Abstract: FR-PO980
Percutaneous Kidney Biopsy of Native Kidneys in Adults: A Single-Center, 40-Year Experience
Session Information
- Pathology and Lab Medicine - 1
October 25, 2024 | Location: Exhibit Hall, Convention Center
Abstract Time: 10:00 AM - 12:00 PM
Category: Pathology and Lab Medicine
- 1800 Pathology and Lab Medicine
Authors
- Korbet, Stephen M., Rush University Medical Center, Chicago, Illinois, United States
- Whittier, William Luke, Rush University Medical Center, Chicago, Illinois, United States
Background
Percutaneous renal biopsy (PRB) of native kidneys is an essential tool in the diagnosis and management of renal disease. We report one of the largest single center experiences on the success and safety of the procedure.
Methods
From 6/1983 to 12/2022, 1384 adults underwent PRB using real-time ultrasound guidance using predominantly automated 14- (n 839) or 16- (n 312) gauge needles. An attending nephrologist or a fellow (85% of biopsies) under the supervision of an attending nephrologist performed all biopsies. Following the procedure, patients were observed for 24 hours.

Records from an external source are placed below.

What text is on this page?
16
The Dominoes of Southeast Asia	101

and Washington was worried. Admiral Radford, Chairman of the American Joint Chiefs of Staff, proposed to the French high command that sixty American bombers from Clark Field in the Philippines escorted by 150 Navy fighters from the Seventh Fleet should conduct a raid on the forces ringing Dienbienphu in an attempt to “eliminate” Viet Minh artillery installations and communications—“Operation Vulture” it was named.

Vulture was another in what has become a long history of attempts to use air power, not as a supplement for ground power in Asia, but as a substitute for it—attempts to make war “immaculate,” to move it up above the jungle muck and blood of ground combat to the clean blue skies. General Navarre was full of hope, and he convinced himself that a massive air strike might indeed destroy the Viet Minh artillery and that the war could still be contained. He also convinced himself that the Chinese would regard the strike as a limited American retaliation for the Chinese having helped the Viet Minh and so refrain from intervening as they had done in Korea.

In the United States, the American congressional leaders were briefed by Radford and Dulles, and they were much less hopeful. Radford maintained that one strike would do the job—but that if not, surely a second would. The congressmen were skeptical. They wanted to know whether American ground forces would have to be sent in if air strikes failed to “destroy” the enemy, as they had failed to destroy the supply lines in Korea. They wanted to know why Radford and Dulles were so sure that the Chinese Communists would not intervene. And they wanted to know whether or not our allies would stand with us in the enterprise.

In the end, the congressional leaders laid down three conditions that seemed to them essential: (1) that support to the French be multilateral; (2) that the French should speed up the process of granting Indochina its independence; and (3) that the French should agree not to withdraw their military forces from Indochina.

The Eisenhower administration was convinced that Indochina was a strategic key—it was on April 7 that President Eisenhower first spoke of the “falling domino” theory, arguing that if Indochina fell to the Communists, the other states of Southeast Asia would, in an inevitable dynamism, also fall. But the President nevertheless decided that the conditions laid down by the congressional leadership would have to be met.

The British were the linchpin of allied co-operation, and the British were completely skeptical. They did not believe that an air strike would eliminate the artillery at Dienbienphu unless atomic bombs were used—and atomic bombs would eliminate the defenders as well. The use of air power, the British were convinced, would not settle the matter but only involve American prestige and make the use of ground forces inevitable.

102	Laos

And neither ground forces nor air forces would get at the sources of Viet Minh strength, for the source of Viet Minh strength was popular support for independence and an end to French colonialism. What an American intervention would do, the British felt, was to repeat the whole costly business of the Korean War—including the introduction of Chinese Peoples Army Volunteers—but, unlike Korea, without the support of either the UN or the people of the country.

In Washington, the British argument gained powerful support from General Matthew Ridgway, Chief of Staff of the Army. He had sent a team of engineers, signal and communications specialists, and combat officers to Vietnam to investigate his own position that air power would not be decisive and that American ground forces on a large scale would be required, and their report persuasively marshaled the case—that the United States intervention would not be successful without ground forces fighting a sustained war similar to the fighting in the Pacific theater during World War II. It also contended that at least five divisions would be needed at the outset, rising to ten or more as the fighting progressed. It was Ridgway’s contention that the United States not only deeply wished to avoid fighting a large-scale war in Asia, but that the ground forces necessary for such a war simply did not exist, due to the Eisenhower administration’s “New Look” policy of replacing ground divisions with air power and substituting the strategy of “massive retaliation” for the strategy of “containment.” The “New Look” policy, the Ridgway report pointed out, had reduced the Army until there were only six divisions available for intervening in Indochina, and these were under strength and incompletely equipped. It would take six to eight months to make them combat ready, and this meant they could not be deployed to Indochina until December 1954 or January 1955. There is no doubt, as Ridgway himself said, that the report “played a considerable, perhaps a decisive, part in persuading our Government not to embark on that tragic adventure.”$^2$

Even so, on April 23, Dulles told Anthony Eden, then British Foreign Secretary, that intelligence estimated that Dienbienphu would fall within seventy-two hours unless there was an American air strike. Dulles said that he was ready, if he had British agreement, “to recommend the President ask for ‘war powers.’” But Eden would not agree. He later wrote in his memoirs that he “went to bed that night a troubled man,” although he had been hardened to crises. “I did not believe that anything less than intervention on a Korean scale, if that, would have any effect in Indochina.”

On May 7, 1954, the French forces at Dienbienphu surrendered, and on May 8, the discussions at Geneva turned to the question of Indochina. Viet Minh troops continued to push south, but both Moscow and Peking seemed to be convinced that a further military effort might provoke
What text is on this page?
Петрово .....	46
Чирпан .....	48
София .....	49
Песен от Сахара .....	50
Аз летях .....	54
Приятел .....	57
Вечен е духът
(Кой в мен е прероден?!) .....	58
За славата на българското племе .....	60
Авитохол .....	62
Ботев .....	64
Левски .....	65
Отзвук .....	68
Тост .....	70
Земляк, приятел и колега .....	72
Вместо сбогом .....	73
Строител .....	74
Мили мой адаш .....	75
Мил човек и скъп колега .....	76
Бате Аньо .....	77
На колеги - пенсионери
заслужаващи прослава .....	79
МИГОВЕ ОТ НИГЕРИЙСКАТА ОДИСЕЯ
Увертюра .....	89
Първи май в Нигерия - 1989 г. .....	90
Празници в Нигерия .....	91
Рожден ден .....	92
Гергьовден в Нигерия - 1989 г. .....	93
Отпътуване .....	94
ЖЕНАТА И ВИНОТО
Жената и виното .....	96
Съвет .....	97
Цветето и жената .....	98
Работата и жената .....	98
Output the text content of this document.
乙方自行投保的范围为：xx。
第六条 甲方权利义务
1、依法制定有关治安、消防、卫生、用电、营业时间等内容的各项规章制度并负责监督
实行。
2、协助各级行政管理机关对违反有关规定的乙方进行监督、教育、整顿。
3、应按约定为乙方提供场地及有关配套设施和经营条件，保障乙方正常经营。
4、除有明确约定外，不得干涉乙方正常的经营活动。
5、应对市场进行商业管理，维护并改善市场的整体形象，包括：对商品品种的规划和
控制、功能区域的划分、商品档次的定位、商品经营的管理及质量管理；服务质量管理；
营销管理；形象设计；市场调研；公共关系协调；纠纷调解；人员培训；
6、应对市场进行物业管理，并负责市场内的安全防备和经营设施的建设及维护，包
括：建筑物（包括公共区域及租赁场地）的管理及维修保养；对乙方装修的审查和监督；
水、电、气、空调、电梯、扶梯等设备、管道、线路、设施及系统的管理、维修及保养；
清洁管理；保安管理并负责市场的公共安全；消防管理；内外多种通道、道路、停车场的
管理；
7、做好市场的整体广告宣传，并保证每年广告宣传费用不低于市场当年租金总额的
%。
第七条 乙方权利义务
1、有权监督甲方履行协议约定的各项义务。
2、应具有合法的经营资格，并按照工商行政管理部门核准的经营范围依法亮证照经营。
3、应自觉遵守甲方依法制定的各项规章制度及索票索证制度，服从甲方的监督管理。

A complication was defined by the need for an intervention, such as a transfusion of blood products or invasive radiologic or surgical procedure, or those resulting in the need for readmission or death. Data was collected prospectively in 1153 (83%) biopsies. Statistical analysis was performed using the Mann-Whitney test and Wilcoxon matched pairs test for continuous data or the Fisher’s exact test for categorical data. Data are reported as mean ± standard deviation (SD) and a p-value of < 0.05 was considered significant.
Results
Pts were 46±17 yo, 38% were male, 38% white and 43% AA. The serum creatinine (SCr) was 2.3±2.4 with 47% >1.5 mg/dl. The pre-PRB hemoglobin (Hgb) was 11.7±2.2 and the post-PRB Hgb was 10.7±2.1 g/dl (delta 0.97 g/dl, P <0.0001). Adequate tissue for diagnosis was obtained in 99% of biopsies. The total glomeruli (light + immunofluorescence microscopy) per biopsy was 30±14 with 77% having >20 glomeruli. Significantly more glomeruli were obtained using the 14 vs 16-gauge automated needle (32±14 vs 27±11, P <0.0001) with 81 vs 74% having >20 glomeruli (P 0.01). Complications occurred in 7.0% of biopsies with transfusions required in 5.6% of biopsies. There was 1 (0.09%) death from post-PRB bleeding. There was no difference in complication rate (7.0 vs 8.0%, P 0.6) or transfusion requirement (5.6 vs 5.8%, P 0.9) for PRB with a 14- vs 16- gauge needle. Complications post-PRB were identified in <8 hrs in 73%, <12 hrs in 84% and <24 hrs in 90% of pts with 10% of complications occurring >24 hrs post-PRB.
Conclusion
PRB of native kidneys using real-time ultrasound with an automated needle remains a successful and safe procedure. We find that the use of a 14-gauge automated needle not only provides a larger biopsy sample but is as safe as a 16-gauge automated needle.